- Directed by: Zach Clark
- Written by: Zach Clark
- Produced by: Zach Clark Daryl Pittman Melodie Sisk
- Starring: Anna Margaret Hollyman Laura Lemar-Goldsborough Joe Swanberg Nathan Williams Chris Doubek Melodie Sisk
- Cinematography: Daryl Pittman
- Edited by: Zach Clark
- Music by: Fritz Myers
- Production company: Candy Castle Motion Pictures
- Distributed by: IFC Films
- Release dates: March 11, 2013 (SXSW); December 6, 2013;
- Running time: 82 minutes
- Country: United States
- Language: English

= White Reindeer (2013 film) =

White Reindeer is a 2013 American dark comedy film written and directed by Zach Clark. The film stars Anna Margaret Hollyman as a real estate agent who must deal with the recent death of her husband as the holidays approach. Also appearing are Laura Lemar-Goldsborough, Joe Swanberg, Nathan Williams, Chris Doubek, and Melodie Sisk.

==Plot==
Suzanne is a successful realtor living in the suburbs of Washington, D.C., with her weatherman husband Jeff. With Christmas just a month away, Suzanne and Jeff celebrate an imminent move to Hawaii; things can't be better with Suzanne as she giddily anticipates the move and her favorite time of year. However, after coming home one day to find her husband brutally murdered, Suzanne's life becomes filled with overwhelming grief.

A few days later, a get-together is held at Suzanne's house with friends and family following Jeff's funeral. During this time, a co-worker of Jeff's approaches Suzanne in tears. After finding privacy in the bathroom, the co-worker explains to Suzanne that Jeff was involved for a long time with a young stripper named Autumn. Surprised by the story, Suzanne later goes to the household computer and logs on under Jeff's user. Under the history tab of his web browser, Suzanne finds that Jeff had visited sites of ethnic pornography.

Following the tragedy, Suzanne takes off from work per suggestion of her colleagues. During this time, she tracks down the stripper, whose real name is Fantasia, and the two begin to bond over their mutual loss. Through her relationship with Fantasia, Suzanne begins to cut loose – joining the stripper on escapades of clubbing and shoplifting.

==Cast==
- Anna Margaret Hollyman as Suzanne Barrington
- Laura Lemar-Goldsborough as Fantasia
- Fernanda Tapia as Fresca
- Lydia Hyslop as Patti
- Joe Swanberg as George
- Chris Doubek as Detective Ross
- Nathan Williams as Jeff Barrington

==Production==
On August 25, 2011, director Zach Clark launched a fundraising campaign to produce his fourth feature film, titled White Reindeer, through Kickstarter. After 52 days of fundraising, the film met its pledged goal of $33,500. The Kickstarter funds made up half of the production budget, while the rest of the film was paid for out-of-pocket by the producers. The film was shot with the Red Epic camera.

==Release and reception==
White Reindeer premiered at the South by Southwest 2013, and subsequently screened within such festivals as Maryland Film Festival. On September 30, 2013, the film's North American rights were acquired by IFC Films. The film subsequently opened at the IFC Center in New York City on December 6, 2013. The film had its digital and on-demand release on the same day.

===Critical response===
White Reindeer was well received by critics upon release. Review aggregator Rotten Tomatoes reports that of film critics have given the film a positive review, with an average rating of . Metacritic, which assigns a weighted average score out of 100 to reviews from mainstream critics, gives the film a score of 69 based on 16 reviews.
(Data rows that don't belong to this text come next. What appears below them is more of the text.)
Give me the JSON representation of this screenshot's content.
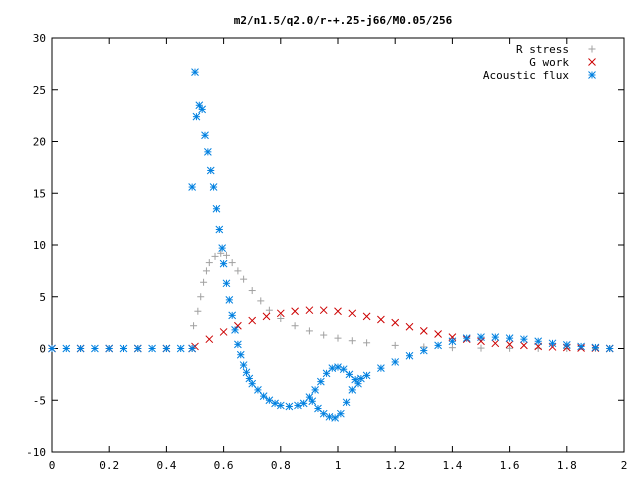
{
  "chart_data": {
    "type": "scatter",
    "title": "m2/n1.5/q2.0/r-+.25-j66/M0.05/256",
    "xlabel": "",
    "ylabel": "",
    "xlim": [
      0,
      2
    ],
    "ylim": [
      -10,
      30
    ],
    "x_ticks": [
      "0",
      "0.2",
      "0.4",
      "0.6",
      "0.8",
      "1",
      "1.2",
      "1.4",
      "1.6",
      "1.8",
      "2"
    ],
    "y_ticks": [
      "-10",
      "-5",
      "0",
      "5",
      "10",
      "15",
      "20",
      "25",
      "30"
    ],
    "grid": false,
    "legend_position": "top-right",
    "series": [
      {
        "name": "R stress",
        "marker": "plus",
        "color": "#a0a0a0",
        "points": [
          [
            0.0,
            0
          ],
          [
            0.1,
            0
          ],
          [
            0.2,
            0
          ],
          [
            0.3,
            0
          ],
          [
            0.4,
            0
          ],
          [
            0.49,
            0
          ],
          [
            0.495,
            2.2
          ],
          [
            0.51,
            3.6
          ],
          [
            0.52,
            5.0
          ],
          [
            0.53,
            6.4
          ],
          [
            0.54,
            7.5
          ],
          [
            0.55,
            8.3
          ],
          [
            0.57,
            8.9
          ],
          [
            0.59,
            9.2
          ],
          [
            0.61,
            9.0
          ],
          [
            0.63,
            8.3
          ],
          [
            0.65,
            7.5
          ],
          [
            0.67,
            6.7
          ],
          [
            0.7,
            5.6
          ],
          [
            0.73,
            4.6
          ],
          [
            0.76,
            3.7
          ],
          [
            0.8,
            2.9
          ],
          [
            0.85,
            2.2
          ],
          [
            0.9,
            1.7
          ],
          [
            0.95,
            1.3
          ],
          [
            1.0,
            1.0
          ],
          [
            1.05,
            0.75
          ],
          [
            1.1,
            0.55
          ],
          [
            1.2,
            0.3
          ],
          [
            1.3,
            0.15
          ],
          [
            1.4,
            0.08
          ],
          [
            1.5,
            0.04
          ],
          [
            1.6,
            0.02
          ],
          [
            1.7,
            0.01
          ],
          [
            1.8,
            0.0
          ],
          [
            1.9,
            0.0
          ],
          [
            1.95,
            0.0
          ]
        ]
      },
      {
        "name": "G work",
        "marker": "cross",
        "color": "#cc0000",
        "points": [
          [
            0.0,
            0
          ],
          [
            0.1,
            0
          ],
          [
            0.2,
            0
          ],
          [
            0.3,
            0
          ],
          [
            0.4,
            0
          ],
          [
            0.49,
            0
          ],
          [
            0.5,
            0.2
          ],
          [
            0.55,
            0.9
          ],
          [
            0.6,
            1.6
          ],
          [
            0.65,
            2.2
          ],
          [
            0.7,
            2.7
          ],
          [
            0.75,
            3.1
          ],
          [
            0.8,
            3.4
          ],
          [
            0.85,
            3.6
          ],
          [
            0.9,
            3.7
          ],
          [
            0.95,
            3.7
          ],
          [
            1.0,
            3.6
          ],
          [
            1.05,
            3.4
          ],
          [
            1.1,
            3.1
          ],
          [
            1.15,
            2.8
          ],
          [
            1.2,
            2.5
          ],
          [
            1.25,
            2.1
          ],
          [
            1.3,
            1.7
          ],
          [
            1.35,
            1.4
          ],
          [
            1.4,
            1.1
          ],
          [
            1.45,
            0.9
          ],
          [
            1.5,
            0.7
          ],
          [
            1.55,
            0.5
          ],
          [
            1.6,
            0.4
          ],
          [
            1.65,
            0.3
          ],
          [
            1.7,
            0.2
          ],
          [
            1.75,
            0.15
          ],
          [
            1.8,
            0.1
          ],
          [
            1.85,
            0.05
          ],
          [
            1.9,
            0.03
          ],
          [
            1.95,
            0.0
          ]
        ]
      },
      {
        "name": "Acoustic flux",
        "marker": "star",
        "color": "#0080e0",
        "points": [
          [
            0.0,
            0
          ],
          [
            0.05,
            0
          ],
          [
            0.1,
            0
          ],
          [
            0.15,
            0
          ],
          [
            0.2,
            0
          ],
          [
            0.25,
            0
          ],
          [
            0.3,
            0
          ],
          [
            0.35,
            0
          ],
          [
            0.4,
            0
          ],
          [
            0.45,
            0
          ],
          [
            0.49,
            0
          ],
          [
            0.49,
            15.6
          ],
          [
            0.5,
            26.7
          ],
          [
            0.505,
            22.4
          ],
          [
            0.515,
            23.5
          ],
          [
            0.525,
            23.1
          ],
          [
            0.535,
            20.6
          ],
          [
            0.545,
            19.0
          ],
          [
            0.555,
            17.2
          ],
          [
            0.565,
            15.6
          ],
          [
            0.575,
            13.5
          ],
          [
            0.585,
            11.5
          ],
          [
            0.595,
            9.7
          ],
          [
            0.6,
            8.2
          ],
          [
            0.61,
            6.3
          ],
          [
            0.62,
            4.7
          ],
          [
            0.63,
            3.2
          ],
          [
            0.64,
            1.8
          ],
          [
            0.65,
            0.4
          ],
          [
            0.66,
            -0.6
          ],
          [
            0.67,
            -1.6
          ],
          [
            0.68,
            -2.3
          ],
          [
            0.69,
            -2.9
          ],
          [
            0.7,
            -3.4
          ],
          [
            0.72,
            -4.0
          ],
          [
            0.74,
            -4.6
          ],
          [
            0.76,
            -5.0
          ],
          [
            0.78,
            -5.3
          ],
          [
            0.8,
            -5.5
          ],
          [
            0.83,
            -5.6
          ],
          [
            0.86,
            -5.5
          ],
          [
            0.88,
            -5.3
          ],
          [
            0.9,
            -4.7
          ],
          [
            0.92,
            -4.0
          ],
          [
            0.94,
            -3.2
          ],
          [
            0.96,
            -2.4
          ],
          [
            0.98,
            -1.9
          ],
          [
            1.0,
            -1.8
          ],
          [
            1.02,
            -2.0
          ],
          [
            1.04,
            -2.5
          ],
          [
            1.06,
            -3.0
          ],
          [
            1.08,
            -2.9
          ],
          [
            1.1,
            -2.6
          ],
          [
            1.15,
            -1.9
          ],
          [
            1.2,
            -1.3
          ],
          [
            1.25,
            -0.7
          ],
          [
            1.3,
            -0.2
          ],
          [
            1.35,
            0.3
          ],
          [
            1.4,
            0.7
          ],
          [
            1.45,
            1.0
          ],
          [
            1.5,
            1.1
          ],
          [
            1.55,
            1.1
          ],
          [
            1.6,
            1.0
          ],
          [
            1.65,
            0.9
          ],
          [
            1.7,
            0.7
          ],
          [
            1.75,
            0.5
          ],
          [
            1.8,
            0.35
          ],
          [
            1.85,
            0.2
          ],
          [
            1.9,
            0.1
          ],
          [
            1.95,
            0.0
          ],
          [
            0.91,
            -5.1
          ],
          [
            0.93,
            -5.8
          ],
          [
            0.95,
            -6.3
          ],
          [
            0.97,
            -6.6
          ],
          [
            0.99,
            -6.7
          ],
          [
            1.01,
            -6.3
          ],
          [
            1.03,
            -5.2
          ],
          [
            1.05,
            -4.0
          ],
          [
            1.07,
            -3.4
          ]
        ]
      }
    ]
  }
}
Alan Scherstuhl of The Village Voice gave the film a positive review saying, "Clark and Hollyman know not to suggest that Suzanne has healed, or even that everything will be all right for her. [...] Congratulations to them for their courage – there's radiance in White Reindeers darkness, which is what winter solstice festivals have always been about in the first place." Jeannette Catsoulis of The New York Times called the film "a cool, kinky tale of sudden bereavement, sexual adventure and hard-won hope."